How you view the reactions to the NYFF is probably one of those “glass if half full” type of moments. My stream on Twitter, for instance, was full of really great reactions. But others have informed me that it could be described as a mixed reaction.
But here are some of the good ones:
@reverse_shot: LINCOLN: Sophisticated, erudite political procedural from Spielberg and Kushner. Genuinely superb.
Steve Zeitchik @ZeitchikLAT Daniel Day-Lewis much more understated and playful than thescenery-chewing trailer suggests.
Clayton Davis @AwardsCircuit LINCOLN soars and Spielbergs best in years #NYFF
Eugene Hernandez @eug Just saw LINCOLN at #NYFF. Swept up by grand Americana theatricality & strong perfs. 1800s West Wing? A bit. Engrossing political melodrama!
Logan Hill @loganhill33 Spielberg’s Lincoln at #NYFF was rock solid monument to Abe, a bounce back from War Horse. Predix: Oscar noms galore. Tommy Lee Jones FTW
Matt Patches @misterpatches Spielberg’s Lincoln turns a defining moment in history into a human story. Day-Lewis is dynamic, but it’s a great ensemble piece. #NYFF
These are the positive tweets. There are probably quite a few that run the gamut between raves, pans and everything in between. I remember when Hugo first played at the New York Film Festival and the reaction was also mixed. Many of the same words were used — like, “stiff” and “uneven.” Those are younger film critics’ favorite terms. Uneven especially, because somewhere along the line someone taught them that there is a certain form one must adhere to when making films – an architectural structure of sorts that if the movie spills out of that form it is “uneven.” This bothers me greatly and when I read that in a tweet or a review I immediately dismiss it. There is more to a movie than its structure. There is no structure that a movie must hold to. Just as the most inventive novels, paintings and music compositions often stray off script – films don’t have to follow any kind of roadmap. To you, they are good or they are not. If they aren’t, there are better ways of saying so. I do sometimes fall into this trap myself. I saw a movie recently where I felt that after a certain scene the whole thing fell apart. I was irritated at its lack of structure. But I will admit that if the movie had worked for me none of that would have mattered.

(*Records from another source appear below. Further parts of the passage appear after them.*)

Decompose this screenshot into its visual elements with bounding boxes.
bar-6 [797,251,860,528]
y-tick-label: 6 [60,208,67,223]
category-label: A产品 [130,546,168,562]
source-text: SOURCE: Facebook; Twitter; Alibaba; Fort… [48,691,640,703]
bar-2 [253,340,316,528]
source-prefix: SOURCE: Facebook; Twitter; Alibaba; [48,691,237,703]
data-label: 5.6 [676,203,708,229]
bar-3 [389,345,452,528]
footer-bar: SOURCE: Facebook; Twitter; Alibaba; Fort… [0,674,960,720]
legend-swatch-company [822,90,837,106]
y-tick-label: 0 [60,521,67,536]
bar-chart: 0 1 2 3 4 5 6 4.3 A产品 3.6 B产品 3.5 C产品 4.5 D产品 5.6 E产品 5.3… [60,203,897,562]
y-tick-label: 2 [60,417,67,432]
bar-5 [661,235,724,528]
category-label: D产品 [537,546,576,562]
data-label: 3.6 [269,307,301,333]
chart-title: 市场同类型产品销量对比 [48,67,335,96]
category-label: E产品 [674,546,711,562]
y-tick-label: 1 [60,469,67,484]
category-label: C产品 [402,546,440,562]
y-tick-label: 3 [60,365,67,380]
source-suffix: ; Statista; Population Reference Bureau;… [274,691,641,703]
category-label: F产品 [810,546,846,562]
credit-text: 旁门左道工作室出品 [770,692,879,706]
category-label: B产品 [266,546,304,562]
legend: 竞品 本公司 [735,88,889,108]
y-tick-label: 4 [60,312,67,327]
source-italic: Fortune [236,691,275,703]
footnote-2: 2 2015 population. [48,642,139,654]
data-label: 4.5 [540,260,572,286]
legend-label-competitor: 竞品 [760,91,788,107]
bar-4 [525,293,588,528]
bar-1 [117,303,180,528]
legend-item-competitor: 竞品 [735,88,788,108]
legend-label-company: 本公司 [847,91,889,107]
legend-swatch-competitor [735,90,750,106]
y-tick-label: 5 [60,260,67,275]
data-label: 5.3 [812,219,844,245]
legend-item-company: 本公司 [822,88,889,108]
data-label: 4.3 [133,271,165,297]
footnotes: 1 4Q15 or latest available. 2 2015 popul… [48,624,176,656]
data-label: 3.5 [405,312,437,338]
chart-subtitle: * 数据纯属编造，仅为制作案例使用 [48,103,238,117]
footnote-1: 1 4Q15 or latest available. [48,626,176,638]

So what I want to read in these reviews is what didn’t work that made you start paying attention to the structure or lack thereof.
At any rate, if you would like to have a look back at some of the tweets coming out of NYFF for Hugo, Hitfix gathered them up nicely one year ago. As we know, Hugo came in first runner-up in the Oscar race, winning five Oscars and very nearly stealing Best Picture and Best Director from The Artist:
Eric Kohn, Indiewire critic tweeted, “If nothing else, the first 3-D movie about the importance of silent film preservation.”
Fellow awards season pundit Anne Thompson also chimed in on twitter noting, “Scorsese delivers cinephile’s wet dream with costly 3-D. Lead kid + first half are stiff, but it shifts into gear by finale.
“Stu Van Airsdale of Moveline described it as “the world’s first activist magic-realist holiday family blockbuster-hopeful.” He also marveled at the film’s 3D sequences, but was taken a back by how “preachy” the film was at the end while also marveling “‘But I kind of liked being preached to!’ At least I preferred it compared to the well-made, well-acted but relatively bloodless conviction of the film’s first half.
“The highest compliment may have come from Andrew O’Hehir of Salon who noted, “Scorsese’s not-quite-finished #HUGO has issues, but the right word is magical. Gorgeous use of 3D & his best film in many years (seriously).”
So there you go. Two of these four are probably more in line with Oscar than the other two. Hugo isn’t a universally loved film even now. But the Oscar race isn’t always just about the movie. It’s about the trajectory of the director, too. It’s about how far he or she has come. What his or her obstacles once were and whether he or she overcame them. It’s about how much money the film did or didn’t make. It’s about celebrating a beloved President during a difficult election. It’s about Spielberg not dive bombing into sap. And it’s about one of the best living writers and actors film has ever known. But by all means, let it boil down to a few tweets.
My advice: withhold judgment until the major critics have put out their reviews and whether the public responds to it or not. We are living in trigger-happy times. We want to know and we want to know now. But the Oscar race is fluid, not static and knowing what will win right now is a best guess at best. But know this: Spielberg’s War Horse got a Best Picture nomination. This movie is, by most accounts, way better than that. Do the math.